Puede que sea demasiado duro con estos personajes; es posible que el asco que sentía mientras corría hacia el tren fuera exagerado, y sin duda lo era el que sentí cuando los dejé hacerse cargo de la custodia de las joyas. La correspondencia que mantuve con ambos notarios fue breve, y espero que el disgusto fuera mutuo; después, lo dejé todo a cargo del abogado. Desde que firmé el beneficio de inventario, él responde mis cartas (que, admito, no están escritas de acuerdo con las fórmulas habituales) en un tono casi como si quisiera librarse de mí. Sigo creyendo que es un hombre honrado; en Grouhy nos aportó a veces una ayuda considerable, pero la situación ha agudizado mi recelo y mis falsos conocimientos de la naturaleza humana; en lo más profundo de mi ser comprendo ahora al pobre desgraciado que ya no ve la ley, sino sólo a sus representantes, que mata a un agente judicial porque realmente ya no puede más.

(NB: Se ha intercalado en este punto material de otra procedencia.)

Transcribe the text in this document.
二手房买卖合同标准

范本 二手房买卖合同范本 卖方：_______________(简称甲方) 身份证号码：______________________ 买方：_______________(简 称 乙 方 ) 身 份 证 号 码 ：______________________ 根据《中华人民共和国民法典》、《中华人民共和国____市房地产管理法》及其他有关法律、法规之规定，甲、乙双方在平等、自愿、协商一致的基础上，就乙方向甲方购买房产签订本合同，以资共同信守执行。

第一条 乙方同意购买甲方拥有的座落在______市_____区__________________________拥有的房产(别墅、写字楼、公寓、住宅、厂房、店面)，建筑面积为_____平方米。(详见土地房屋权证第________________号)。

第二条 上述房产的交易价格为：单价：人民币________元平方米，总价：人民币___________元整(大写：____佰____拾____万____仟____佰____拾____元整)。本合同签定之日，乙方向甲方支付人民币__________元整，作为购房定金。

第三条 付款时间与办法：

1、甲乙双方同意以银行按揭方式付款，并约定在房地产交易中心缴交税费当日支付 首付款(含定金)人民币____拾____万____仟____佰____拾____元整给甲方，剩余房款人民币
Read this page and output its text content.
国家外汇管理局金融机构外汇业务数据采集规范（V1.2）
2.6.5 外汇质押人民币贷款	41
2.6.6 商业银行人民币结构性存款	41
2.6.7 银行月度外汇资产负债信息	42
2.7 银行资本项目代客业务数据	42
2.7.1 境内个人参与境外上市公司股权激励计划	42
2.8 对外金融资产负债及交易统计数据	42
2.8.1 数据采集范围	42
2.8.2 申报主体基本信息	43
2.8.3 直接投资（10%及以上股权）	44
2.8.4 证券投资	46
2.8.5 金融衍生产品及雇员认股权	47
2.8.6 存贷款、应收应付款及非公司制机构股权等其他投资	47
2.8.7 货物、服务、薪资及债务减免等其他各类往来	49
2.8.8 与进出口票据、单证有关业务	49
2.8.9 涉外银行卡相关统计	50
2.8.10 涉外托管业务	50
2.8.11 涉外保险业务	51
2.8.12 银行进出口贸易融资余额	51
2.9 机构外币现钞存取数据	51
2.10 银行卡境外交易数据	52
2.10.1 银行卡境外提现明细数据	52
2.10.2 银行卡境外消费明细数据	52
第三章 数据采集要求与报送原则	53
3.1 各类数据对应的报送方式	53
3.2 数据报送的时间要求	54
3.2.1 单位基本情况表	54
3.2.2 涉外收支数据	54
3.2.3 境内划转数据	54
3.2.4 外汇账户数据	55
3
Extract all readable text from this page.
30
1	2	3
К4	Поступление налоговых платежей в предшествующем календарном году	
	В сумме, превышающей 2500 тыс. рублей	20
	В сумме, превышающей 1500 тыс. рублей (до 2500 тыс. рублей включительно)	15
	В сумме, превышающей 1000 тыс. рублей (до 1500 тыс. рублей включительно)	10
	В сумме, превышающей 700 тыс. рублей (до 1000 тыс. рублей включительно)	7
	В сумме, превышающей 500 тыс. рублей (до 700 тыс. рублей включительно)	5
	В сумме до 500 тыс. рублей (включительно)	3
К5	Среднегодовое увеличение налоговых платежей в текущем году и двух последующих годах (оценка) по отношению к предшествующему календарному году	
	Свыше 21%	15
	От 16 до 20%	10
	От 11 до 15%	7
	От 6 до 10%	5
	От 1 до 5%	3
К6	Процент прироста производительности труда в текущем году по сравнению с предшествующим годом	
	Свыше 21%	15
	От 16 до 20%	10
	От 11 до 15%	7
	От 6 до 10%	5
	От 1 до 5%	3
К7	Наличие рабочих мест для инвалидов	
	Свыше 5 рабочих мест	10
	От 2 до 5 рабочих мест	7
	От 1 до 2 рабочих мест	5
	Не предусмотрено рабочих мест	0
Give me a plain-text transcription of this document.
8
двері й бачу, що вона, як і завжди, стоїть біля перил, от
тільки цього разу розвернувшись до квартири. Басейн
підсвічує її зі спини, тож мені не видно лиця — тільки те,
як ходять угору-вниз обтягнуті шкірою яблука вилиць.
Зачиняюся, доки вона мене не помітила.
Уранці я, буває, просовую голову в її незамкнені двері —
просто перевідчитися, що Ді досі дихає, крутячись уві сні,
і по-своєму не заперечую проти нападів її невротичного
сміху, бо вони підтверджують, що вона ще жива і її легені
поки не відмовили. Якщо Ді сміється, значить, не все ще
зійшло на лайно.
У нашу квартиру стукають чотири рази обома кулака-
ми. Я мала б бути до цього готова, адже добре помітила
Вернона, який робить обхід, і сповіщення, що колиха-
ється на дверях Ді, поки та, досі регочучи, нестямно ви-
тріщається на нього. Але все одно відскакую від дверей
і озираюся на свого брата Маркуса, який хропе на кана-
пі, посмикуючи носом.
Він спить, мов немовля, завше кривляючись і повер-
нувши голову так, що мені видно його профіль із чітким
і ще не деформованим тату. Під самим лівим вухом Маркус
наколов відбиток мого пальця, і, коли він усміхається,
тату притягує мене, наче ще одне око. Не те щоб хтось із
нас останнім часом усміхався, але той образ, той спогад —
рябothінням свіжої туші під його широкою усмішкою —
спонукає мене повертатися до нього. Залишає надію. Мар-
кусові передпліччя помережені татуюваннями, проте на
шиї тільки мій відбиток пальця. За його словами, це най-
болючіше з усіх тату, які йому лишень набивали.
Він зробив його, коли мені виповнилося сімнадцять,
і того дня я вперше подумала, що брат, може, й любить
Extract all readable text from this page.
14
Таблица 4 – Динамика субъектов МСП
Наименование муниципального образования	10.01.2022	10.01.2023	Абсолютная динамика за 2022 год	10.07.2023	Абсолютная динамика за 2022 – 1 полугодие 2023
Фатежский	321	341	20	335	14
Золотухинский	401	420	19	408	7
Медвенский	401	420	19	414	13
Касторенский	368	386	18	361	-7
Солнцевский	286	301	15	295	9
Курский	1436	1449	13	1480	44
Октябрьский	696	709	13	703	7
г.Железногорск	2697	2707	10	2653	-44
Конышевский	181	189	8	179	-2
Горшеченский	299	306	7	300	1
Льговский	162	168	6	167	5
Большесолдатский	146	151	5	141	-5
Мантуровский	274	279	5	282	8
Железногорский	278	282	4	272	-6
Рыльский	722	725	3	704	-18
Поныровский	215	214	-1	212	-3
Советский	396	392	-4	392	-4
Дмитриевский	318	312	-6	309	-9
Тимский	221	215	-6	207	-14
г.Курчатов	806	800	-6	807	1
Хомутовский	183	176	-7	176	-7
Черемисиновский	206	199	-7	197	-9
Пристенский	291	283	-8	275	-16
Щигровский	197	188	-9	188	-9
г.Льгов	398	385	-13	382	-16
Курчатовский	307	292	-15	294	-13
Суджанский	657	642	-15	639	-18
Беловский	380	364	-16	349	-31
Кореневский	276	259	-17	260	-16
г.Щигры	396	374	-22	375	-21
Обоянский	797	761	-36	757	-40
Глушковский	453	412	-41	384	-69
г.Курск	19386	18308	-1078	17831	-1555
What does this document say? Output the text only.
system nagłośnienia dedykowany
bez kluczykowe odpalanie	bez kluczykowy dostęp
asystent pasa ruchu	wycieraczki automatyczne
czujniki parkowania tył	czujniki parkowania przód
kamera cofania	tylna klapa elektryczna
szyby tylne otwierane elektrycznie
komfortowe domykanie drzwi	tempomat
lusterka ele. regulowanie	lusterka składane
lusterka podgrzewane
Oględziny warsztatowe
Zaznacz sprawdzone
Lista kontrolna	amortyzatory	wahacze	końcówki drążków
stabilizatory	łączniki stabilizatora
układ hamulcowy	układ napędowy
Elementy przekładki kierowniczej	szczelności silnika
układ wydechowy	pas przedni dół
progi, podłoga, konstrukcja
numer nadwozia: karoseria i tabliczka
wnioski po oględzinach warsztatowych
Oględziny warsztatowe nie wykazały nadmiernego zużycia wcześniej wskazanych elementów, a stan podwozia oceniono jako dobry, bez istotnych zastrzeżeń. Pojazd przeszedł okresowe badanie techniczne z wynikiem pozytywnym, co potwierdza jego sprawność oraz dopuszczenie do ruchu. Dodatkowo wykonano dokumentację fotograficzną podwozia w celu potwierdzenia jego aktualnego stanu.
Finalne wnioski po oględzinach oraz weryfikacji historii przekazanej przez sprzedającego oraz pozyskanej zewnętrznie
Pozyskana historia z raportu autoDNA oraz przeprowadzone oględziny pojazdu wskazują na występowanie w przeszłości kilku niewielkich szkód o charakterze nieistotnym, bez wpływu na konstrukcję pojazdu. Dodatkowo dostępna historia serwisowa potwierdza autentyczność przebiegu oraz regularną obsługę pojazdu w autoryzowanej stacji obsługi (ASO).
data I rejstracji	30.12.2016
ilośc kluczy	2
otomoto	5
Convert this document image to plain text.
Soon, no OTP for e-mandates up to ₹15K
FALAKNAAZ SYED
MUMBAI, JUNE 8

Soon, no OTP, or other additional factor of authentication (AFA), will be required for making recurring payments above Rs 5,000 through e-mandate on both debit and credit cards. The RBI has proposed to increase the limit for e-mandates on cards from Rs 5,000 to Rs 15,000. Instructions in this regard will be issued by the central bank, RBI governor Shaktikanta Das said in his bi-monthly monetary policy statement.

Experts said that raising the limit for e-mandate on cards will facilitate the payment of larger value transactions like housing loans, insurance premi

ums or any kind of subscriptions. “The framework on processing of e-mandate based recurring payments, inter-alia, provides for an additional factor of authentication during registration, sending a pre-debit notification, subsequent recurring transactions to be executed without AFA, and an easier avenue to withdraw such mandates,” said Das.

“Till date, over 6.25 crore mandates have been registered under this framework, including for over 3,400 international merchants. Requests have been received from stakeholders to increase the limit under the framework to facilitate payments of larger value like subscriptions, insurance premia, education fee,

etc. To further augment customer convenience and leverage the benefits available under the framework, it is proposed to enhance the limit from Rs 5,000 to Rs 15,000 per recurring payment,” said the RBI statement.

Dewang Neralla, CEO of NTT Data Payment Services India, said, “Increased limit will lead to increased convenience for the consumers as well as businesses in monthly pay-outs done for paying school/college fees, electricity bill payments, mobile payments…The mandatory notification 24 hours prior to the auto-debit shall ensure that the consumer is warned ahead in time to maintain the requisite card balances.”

Durante una de las últimas conversaciones que mantuve con mi madre —en la semana de Navidad cuando fui a visitarla por última vez—, me lanzó el reproche encubierto que me hacía desde que yo estaba con Jane:

—Comprendo que no puedas venir más a menudo porque ahora estás con una mujer a la que quieres profundamente. Yo ya no te estorbaré mucho más; fíjate bien en lo que te digo: el año que viene enterrarás a tu madre. Sólo entonces empezará tu vida de verdad, cuando recibas el dinero que ahora todavía necesito. Siempre ruego a Dios dejarlo todo solucionado para ti y también para el pobrecito de Guy.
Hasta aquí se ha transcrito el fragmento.